A grouse shoot near Hebden Bridge is at the centre of legal action against the UK government over the burning of bog land habitats.
The European Commission has issued legal action following complaints about burning of blanket bog at the Walshaw Moor estate.
The sponge-like bog provides a natural habitat for birds and other species and helps prevent flooding by absorbing rain water.
Environmentalists say burning it off increases the risk of flash flooding because rainwater flows moor quickly into streams and rivers.
The RSPB and action group Ban the Burn previously complained about an agreement drawn up four years ago between Natural England and the 6,500-acre grouse shooting estate.
Now the European Commission is investigating whether environmental rules have been breached in relation to Walshaw Moor and other sites around England.
An RSPB spokesman said: “The complaint emanated from growing concerns we had about the way that the estate was being managed.
“Burning of blanket bog is systemic across large parts of English uplands.”
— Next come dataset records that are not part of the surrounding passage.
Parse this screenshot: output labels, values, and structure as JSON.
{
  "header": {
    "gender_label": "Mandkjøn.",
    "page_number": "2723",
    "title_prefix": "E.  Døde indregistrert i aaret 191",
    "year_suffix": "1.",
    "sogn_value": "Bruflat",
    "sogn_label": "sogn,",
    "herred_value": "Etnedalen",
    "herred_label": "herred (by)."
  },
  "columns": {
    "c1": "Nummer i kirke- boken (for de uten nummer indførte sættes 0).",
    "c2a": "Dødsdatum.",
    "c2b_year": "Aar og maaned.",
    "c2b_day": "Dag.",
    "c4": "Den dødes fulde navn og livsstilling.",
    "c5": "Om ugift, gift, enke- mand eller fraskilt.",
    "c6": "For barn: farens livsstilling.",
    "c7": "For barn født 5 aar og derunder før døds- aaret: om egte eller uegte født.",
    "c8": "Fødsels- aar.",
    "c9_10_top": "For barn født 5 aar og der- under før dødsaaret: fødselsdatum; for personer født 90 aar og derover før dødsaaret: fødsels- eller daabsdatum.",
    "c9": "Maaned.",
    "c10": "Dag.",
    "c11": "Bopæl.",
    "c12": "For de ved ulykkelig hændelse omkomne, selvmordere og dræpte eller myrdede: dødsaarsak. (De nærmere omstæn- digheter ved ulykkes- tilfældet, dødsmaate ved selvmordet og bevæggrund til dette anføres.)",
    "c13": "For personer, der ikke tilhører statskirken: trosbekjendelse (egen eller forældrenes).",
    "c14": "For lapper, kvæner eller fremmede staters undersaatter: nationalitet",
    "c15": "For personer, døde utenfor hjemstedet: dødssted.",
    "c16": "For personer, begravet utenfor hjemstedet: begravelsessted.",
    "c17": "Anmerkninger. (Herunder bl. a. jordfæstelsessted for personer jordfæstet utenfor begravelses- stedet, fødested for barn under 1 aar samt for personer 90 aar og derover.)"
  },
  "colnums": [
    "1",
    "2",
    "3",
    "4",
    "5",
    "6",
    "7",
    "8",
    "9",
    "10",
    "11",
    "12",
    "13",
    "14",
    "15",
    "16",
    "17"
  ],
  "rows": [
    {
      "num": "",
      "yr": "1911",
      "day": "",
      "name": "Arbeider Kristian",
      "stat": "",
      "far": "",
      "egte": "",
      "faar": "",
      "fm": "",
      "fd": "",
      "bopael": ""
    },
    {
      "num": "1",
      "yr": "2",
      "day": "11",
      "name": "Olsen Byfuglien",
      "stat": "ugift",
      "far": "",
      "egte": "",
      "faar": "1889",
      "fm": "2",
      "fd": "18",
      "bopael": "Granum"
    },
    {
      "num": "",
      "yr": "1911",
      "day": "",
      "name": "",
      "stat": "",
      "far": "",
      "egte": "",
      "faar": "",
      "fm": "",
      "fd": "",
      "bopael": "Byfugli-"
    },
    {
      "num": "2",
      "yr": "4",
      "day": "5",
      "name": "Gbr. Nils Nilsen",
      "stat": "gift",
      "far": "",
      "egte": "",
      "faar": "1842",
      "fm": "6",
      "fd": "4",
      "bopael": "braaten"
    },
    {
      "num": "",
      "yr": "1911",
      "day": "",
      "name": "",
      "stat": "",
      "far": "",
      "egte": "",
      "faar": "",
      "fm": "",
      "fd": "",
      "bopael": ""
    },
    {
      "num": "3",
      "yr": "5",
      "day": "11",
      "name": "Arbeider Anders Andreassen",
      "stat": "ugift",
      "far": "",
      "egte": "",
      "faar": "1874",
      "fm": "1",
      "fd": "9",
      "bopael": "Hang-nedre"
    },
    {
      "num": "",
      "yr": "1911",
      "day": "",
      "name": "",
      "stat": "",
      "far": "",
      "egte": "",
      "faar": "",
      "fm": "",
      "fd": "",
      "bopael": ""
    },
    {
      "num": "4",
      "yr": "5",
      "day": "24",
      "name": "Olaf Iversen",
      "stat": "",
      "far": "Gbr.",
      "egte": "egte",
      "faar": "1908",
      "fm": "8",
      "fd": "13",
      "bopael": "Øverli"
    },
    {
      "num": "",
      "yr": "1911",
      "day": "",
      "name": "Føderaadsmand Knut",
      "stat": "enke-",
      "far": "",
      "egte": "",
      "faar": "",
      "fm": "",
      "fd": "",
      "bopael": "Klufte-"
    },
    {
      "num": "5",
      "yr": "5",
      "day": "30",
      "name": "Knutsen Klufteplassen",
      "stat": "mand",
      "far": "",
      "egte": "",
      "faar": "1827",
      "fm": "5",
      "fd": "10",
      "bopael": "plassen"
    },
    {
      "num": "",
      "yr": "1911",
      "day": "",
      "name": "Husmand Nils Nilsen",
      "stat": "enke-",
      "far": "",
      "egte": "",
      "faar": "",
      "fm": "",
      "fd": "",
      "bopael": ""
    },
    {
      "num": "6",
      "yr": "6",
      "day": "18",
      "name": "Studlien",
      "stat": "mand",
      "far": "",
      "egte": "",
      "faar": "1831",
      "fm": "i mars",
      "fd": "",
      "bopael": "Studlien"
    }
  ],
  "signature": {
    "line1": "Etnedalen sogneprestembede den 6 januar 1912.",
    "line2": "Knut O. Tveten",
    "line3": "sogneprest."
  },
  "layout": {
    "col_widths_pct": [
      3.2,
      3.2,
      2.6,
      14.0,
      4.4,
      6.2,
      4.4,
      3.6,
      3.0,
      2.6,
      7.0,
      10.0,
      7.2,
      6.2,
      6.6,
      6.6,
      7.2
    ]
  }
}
A Letter of Formal Notice in relation to “Bad application of Habitats Directive to blanket bog habitats in the English SACs (Special Areas of Conservation)” is listed on the European Commission’s website.
A spokeswoman for the Commission said the action was at the pre-litigation stage and a remedy would be sought to avoid court proceedings.
She added: “We can confirm that the Commission is investigating a possible breach of the Habitats Directive, in particular the practice of burning blanket bog habitat in the English special areas of conservation including at Walshaw Moor.”
The formal notice letter was not publicly available.
The Department for Environment, Food and Rural Affairs (DEFRA) confirmed the formal notice had been received, but could not comment further on ongoing legal action.